Lebih lanjut, Saidan menjelaskan bahwa produk hukum yang dikeluarkan DPRD itu bisa berupa peraturan yang bersifat mengatur (regeling), contohnya Perda atau Peraturan DPRD dan bisa juga berupa peraturan yang bersifat memutus (beschikking). Contohnya surat keputusan Ketua DPRD. Jika peraturan yang dibuat bersifat mengatur, maka mekanismenya harus melibatkan persetujuan anggota DPRD, sedangkan surat keputusan, tidak perlu melibatkan anggota DPRD, cukup Pimpinan dan/atau Ketua DPRD.
“Nah, Pertanggungjawaban APBD inikan produk hukumnya adalah Perda, keliru jika Ketua DPRD tidak tanda tangan, sementara produk tersebut telah berproses sesuai dengan mekanisme yang ada dalam Tatib DPRD, yakni telah dibahas sampai pada kesepakatan dalam Paripurna yang sah,” tambah Saidan.
Sebuah Perda menurut Saidan, hakikatnya menyangkut hajat hidup orang banyak, sehingga mekanismenya harus melibatkan para anggota DPRD sebagai perwakilan dari rakyat. Keliru jika kesepakatan yang merepresentasikan rakyat dibajak oleh ketidakmauan pribadi pimpinan yang enggan tanda tangan.
Ketika ditanyakan pendapatnya, bagaimana jika bersikeras tidak mau tanda tangan, menurut Saidan, lakukan pendekatan persuasif sembari memberi pemahaman. Ketika ditanya lagi, bagaimana kalau sudah dilakukan pendekatan persuasif, namun hasilnya tetap nihil, dengan jeda yang panjang ia menjawab, terpaksa harus diselesaikan secara politis yaitu mengajukan mosi tidak percaya.
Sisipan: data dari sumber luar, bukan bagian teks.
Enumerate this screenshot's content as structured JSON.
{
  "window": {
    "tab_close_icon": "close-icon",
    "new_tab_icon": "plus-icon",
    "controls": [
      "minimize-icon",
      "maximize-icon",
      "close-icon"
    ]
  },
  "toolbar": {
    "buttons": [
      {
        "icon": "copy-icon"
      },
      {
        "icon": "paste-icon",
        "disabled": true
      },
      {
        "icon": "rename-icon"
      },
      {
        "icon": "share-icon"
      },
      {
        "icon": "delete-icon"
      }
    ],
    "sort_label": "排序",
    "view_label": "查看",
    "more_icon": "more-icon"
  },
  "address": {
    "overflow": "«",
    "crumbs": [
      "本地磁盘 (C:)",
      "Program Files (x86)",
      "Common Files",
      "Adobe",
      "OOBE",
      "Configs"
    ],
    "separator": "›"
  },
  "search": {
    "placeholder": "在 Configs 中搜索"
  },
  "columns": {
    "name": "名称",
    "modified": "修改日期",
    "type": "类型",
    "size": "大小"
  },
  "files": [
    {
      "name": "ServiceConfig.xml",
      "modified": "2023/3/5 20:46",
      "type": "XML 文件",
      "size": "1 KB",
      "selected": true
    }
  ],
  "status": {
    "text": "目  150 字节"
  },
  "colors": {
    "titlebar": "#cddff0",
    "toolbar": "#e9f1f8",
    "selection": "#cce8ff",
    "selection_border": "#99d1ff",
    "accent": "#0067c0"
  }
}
Terhadap LSM yang memberi dukungan tidak tanda tangan Raperda Pertanggungjawaban APBD, Saidan menanggapi bahwa hal itu karena teman-teman LSM belum dapat pencerahan saja soal urgensi Raperda pertanggungjawaban pelaksanaan APBD untuk apa.
“Raperda Pertanggungjawaban, selain mengesahkan penggunaan APBD tahun 2021 termasuk didalamnya penggunaan anggaran yang dipakai DPRD, juga untuk memanfaatkan SiLPA tahun lalu agar bisa dipakai dalam APBD perubahan tahun berikutnya,” ungkapnya.
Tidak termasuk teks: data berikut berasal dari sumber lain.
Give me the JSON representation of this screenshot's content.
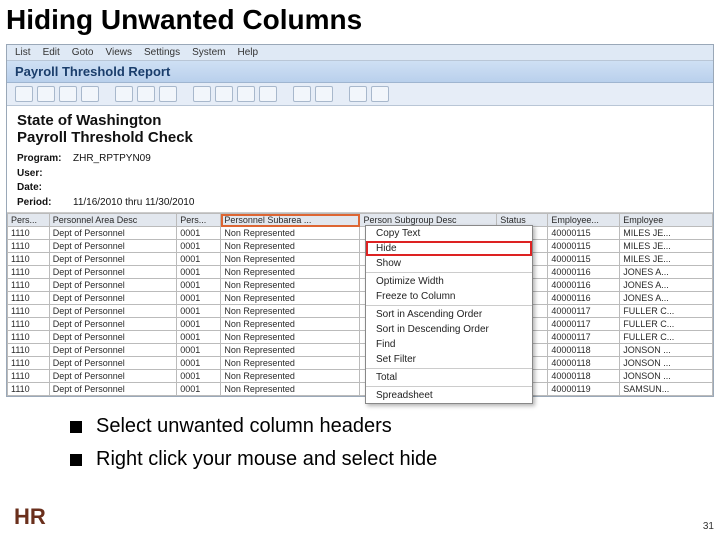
{
  "slide": {
    "title": "Hiding Unwanted Columns",
    "pageNumber": "31",
    "bullets": [
      "Select unwanted column headers",
      "Right click your mouse and select hide"
    ],
    "logoText": "HR",
    "logoSub": "State of Washington"
  },
  "app": {
    "menubar": [
      "List",
      "Edit",
      "Goto",
      "Views",
      "Settings",
      "System",
      "Help"
    ],
    "reportTitle": "Payroll Threshold Report",
    "header": {
      "org": "State of Washington",
      "check": "Payroll Threshold Check",
      "program": "ZHR_RPTPYN09",
      "user": "",
      "date": "",
      "period": "11/16/2010 thru 11/30/2010",
      "labels": {
        "program": "Program:",
        "user": "User:",
        "date": "Date:",
        "period": "Period:"
      }
    },
    "columns": [
      "Pers...",
      "Personnel Area Desc",
      "Pers...",
      "Personnel Subarea ...",
      "Person Subgroup Desc",
      "Status",
      "Employee...",
      "Employee"
    ],
    "highlightCol": 3,
    "rows": [
      [
        "1110",
        "Dept of Personnel",
        "0001",
        "Non Represented",
        "",
        "",
        "40000115",
        "MILES JE..."
      ],
      [
        "1110",
        "Dept of Personnel",
        "0001",
        "Non Represented",
        "",
        "",
        "40000115",
        "MILES JE..."
      ],
      [
        "1110",
        "Dept of Personnel",
        "0001",
        "Non Represented",
        "",
        "",
        "40000115",
        "MILES JE..."
      ],
      [
        "1110",
        "Dept of Personnel",
        "0001",
        "Non Represented",
        "",
        "",
        "40000116",
        "JONES A..."
      ],
      [
        "1110",
        "Dept of Personnel",
        "0001",
        "Non Represented",
        "",
        "",
        "40000116",
        "JONES A..."
      ],
      [
        "1110",
        "Dept of Personnel",
        "0001",
        "Non Represented",
        "",
        "",
        "40000116",
        "JONES A..."
      ],
      [
        "1110",
        "Dept of Personnel",
        "0001",
        "Non Represented",
        "",
        "",
        "40000117",
        "FULLER C..."
      ],
      [
        "1110",
        "Dept of Personnel",
        "0001",
        "Non Represented",
        "",
        "",
        "40000117",
        "FULLER C..."
      ],
      [
        "1110",
        "Dept of Personnel",
        "0001",
        "Non Represented",
        "",
        "",
        "40000117",
        "FULLER C..."
      ],
      [
        "1110",
        "Dept of Personnel",
        "0001",
        "Non Represented",
        "",
        "",
        "40000118",
        "JONSON ..."
      ],
      [
        "1110",
        "Dept of Personnel",
        "0001",
        "Non Represented",
        "",
        "",
        "40000118",
        "JONSON ..."
      ],
      [
        "1110",
        "Dept of Personnel",
        "0001",
        "Non Represented",
        "",
        "",
        "40000118",
        "JONSON ..."
      ],
      [
        "1110",
        "Dept of Personnel",
        "0001",
        "Non Represented",
        "",
        "",
        "40000119",
        "SAMSUN..."
      ]
    ],
    "contextMenu": [
      {
        "label": "Copy Text",
        "int": true
      },
      {
        "label": "Hide",
        "int": true,
        "hl": true
      },
      {
        "label": "Show",
        "int": true
      },
      {
        "sep": true
      },
      {
        "label": "Optimize Width",
        "int": true
      },
      {
        "label": "Freeze to Column",
        "int": true
      },
      {
        "sep": true
      },
      {
        "label": "Sort in Ascending Order",
        "int": true
      },
      {
        "label": "Sort in Descending Order",
        "int": true
      },
      {
        "label": "Find",
        "int": true
      },
      {
        "label": "Set Filter",
        "int": true
      },
      {
        "sep": true
      },
      {
        "label": "Total",
        "int": true
      },
      {
        "sep": true
      },
      {
        "label": "Spreadsheet",
        "int": true
      }
    ]
  }
}
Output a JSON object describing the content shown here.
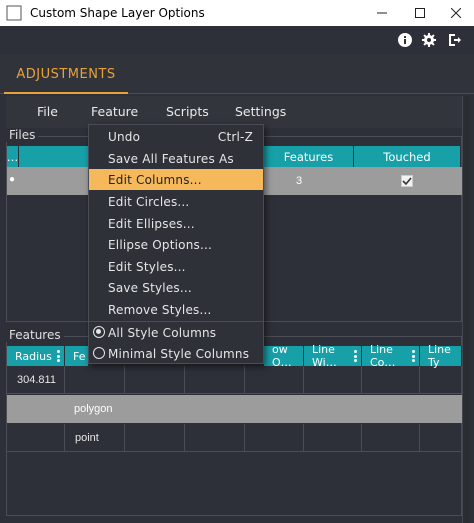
{
  "window": {
    "title": "Custom Shape Layer Options"
  },
  "tabs": {
    "adjustments": "ADJUSTMENTS"
  },
  "menubar": {
    "file": "File",
    "feature": "Feature",
    "scripts": "Scripts",
    "settings": "Settings"
  },
  "files_panel": {
    "label": "Files",
    "columns": [
      "…",
      "Features",
      "Touched"
    ],
    "row": {
      "features": "3",
      "touched": true
    }
  },
  "features_panel": {
    "label": "Features",
    "columns": [
      "Radius",
      "Fe",
      "ow O…",
      "Line Wi…",
      "Line Co…",
      "Line Ty"
    ],
    "rows": [
      {
        "radius": "304.811",
        "feature": ""
      },
      {
        "radius": "",
        "feature": "polygon"
      },
      {
        "radius": "",
        "feature": "point"
      }
    ]
  },
  "feature_menu": {
    "items": [
      {
        "label": "Undo",
        "shortcut": "Ctrl-Z"
      },
      {
        "label": "Save All Features As",
        "shortcut": ""
      },
      {
        "label": "Edit Columns...",
        "shortcut": ""
      },
      {
        "label": "Edit Circles...",
        "shortcut": ""
      },
      {
        "label": "Edit Ellipses...",
        "shortcut": ""
      },
      {
        "label": "Ellipse Options...",
        "shortcut": ""
      },
      {
        "label": "Edit Styles...",
        "shortcut": ""
      },
      {
        "label": "Save Styles...",
        "shortcut": ""
      },
      {
        "label": "Remove Styles...",
        "shortcut": ""
      }
    ],
    "radio_items": [
      {
        "label": "All Style Columns",
        "checked": true
      },
      {
        "label": "Minimal Style Columns",
        "checked": false
      }
    ],
    "highlighted_index": 2
  },
  "colors": {
    "accent": "#e8a23a",
    "grid_header": "#17a0a8",
    "highlight": "#f5b95c",
    "background": "#2e3039"
  },
  "icons": [
    "app-icon",
    "minimize-icon",
    "maximize-icon",
    "close-icon",
    "info-icon",
    "gear-icon",
    "exit-icon",
    "checkbox-checked-icon",
    "column-menu-icon"
  ]
}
“Jika Perda Pertanggungjawaban Pelaksanaan APBD tidak disahkan, akan ada problem yuridis berkaitan keabsahan penggunaan APBD perubahan tahun berikutnya, dan hal ini jelas akan mengganggu jalannya pemerintahan dan pembangunan,” tutup Saidan.
Sebelumnya, Ketua LSM KPK-APP Kalsel Aliansyah mengeritik ketidakprofesionalan Pemkab Banjar terkait LKPJ Pelaksanaan APBD TA 2021. Hingga berakibat belum dievaluasinya dokumen tersebut oleh Pemprov Kalsel lantaran tidak ada tandatangan Ketua DPRD Banjar HM Rofiqi.
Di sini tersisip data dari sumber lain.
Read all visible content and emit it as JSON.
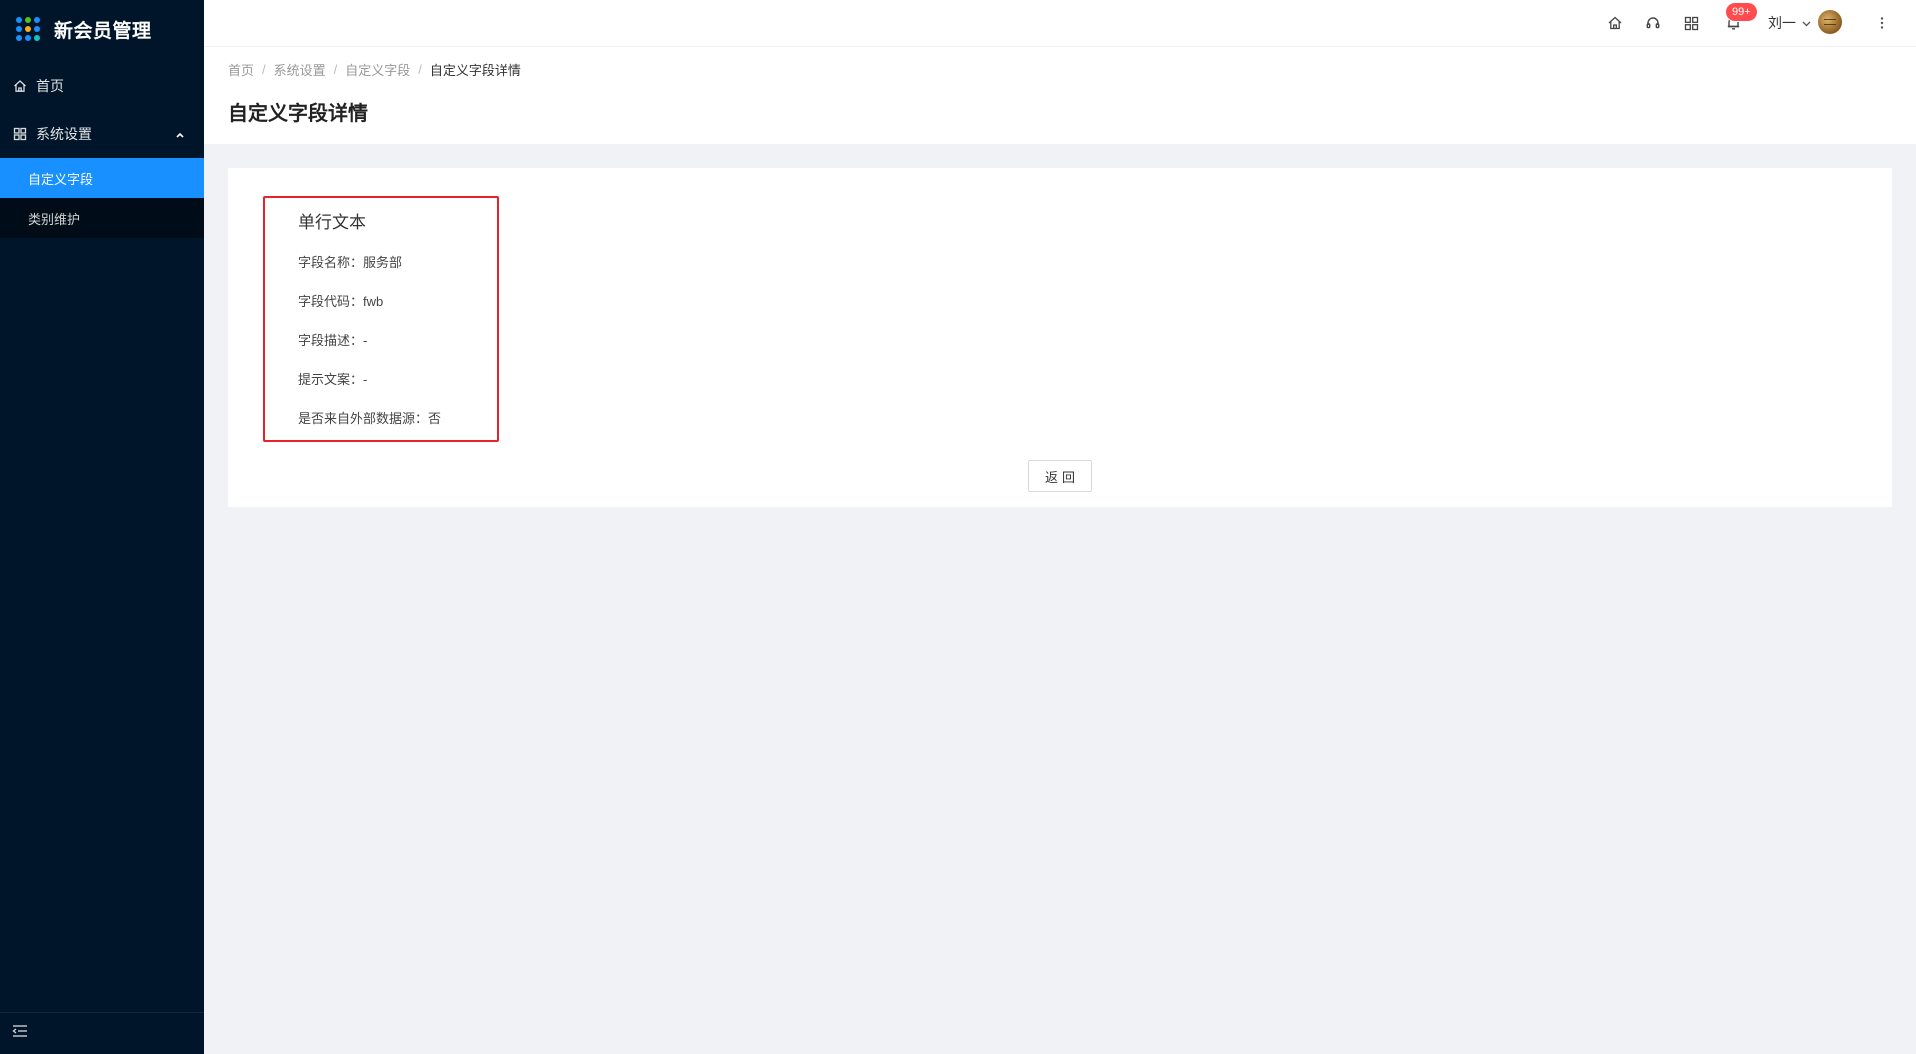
{
  "app": {
    "title": "新会员管理",
    "logo_colors": [
      "#1890ff",
      "#52c41a",
      "#1890ff",
      "#1890ff",
      "#faad14",
      "#1890ff",
      "#1890ff",
      "#1890ff",
      "#13c2c2"
    ]
  },
  "sidebar": {
    "items": [
      {
        "label": "首页",
        "icon": "home-icon"
      },
      {
        "label": "系统设置",
        "icon": "settings-grid-icon",
        "expanded": true,
        "children": [
          {
            "label": "自定义字段",
            "active": true
          },
          {
            "label": "类别维护",
            "active": false
          }
        ]
      }
    ],
    "collapse_icon": "menu-fold-icon"
  },
  "header": {
    "icons": [
      "home-icon",
      "headset-icon",
      "apps-grid-icon",
      "bell-icon",
      "more-vertical-icon"
    ],
    "notification_badge": "99+",
    "user_name": "刘一"
  },
  "breadcrumb": [
    "首页",
    "系统设置",
    "自定义字段",
    "自定义字段详情"
  ],
  "page_title": "自定义字段详情",
  "detail": {
    "field_type": "单行文本",
    "rows": [
      {
        "label": "字段名称：",
        "value": "服务部"
      },
      {
        "label": "字段代码：",
        "value": "fwb"
      },
      {
        "label": "字段描述：",
        "value": "-"
      },
      {
        "label": "提示文案：",
        "value": "-"
      },
      {
        "label": "是否来自外部数据源：",
        "value": "否"
      }
    ],
    "back_button": "返回"
  },
  "colors": {
    "sidebar_bg": "#001529",
    "active_menu": "#1890ff",
    "highlight_border": "#e8222b",
    "badge": "#ff4d4f"
  }
}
Saat dihubungi lewat telepon whatsapp, Aliansyah menuturkan bahwa apa yang terjadi saat ini di Pemkab Banjar merupakan hal baru yang sebelumnya tidak pernah terjadi. Hal itu mengindikasikan adanya keteledoran pihak eksekutif dalam menyerahkan LKPJ ke legislatif dan menganggap tindakan ketua DPRD Kabupaten Banjar sudah tepat.
“Apa pun alasannya, pastinya kalau melihat runut pembahasan LKPJ dari eksekutif ke legislatif waktunya sangat mepet. Padahal rentang waktu yang diberikan selama 7 bulan. Tetapi yang terjadikan pembahasannya ada di penghujung waktu,” ungkapnya.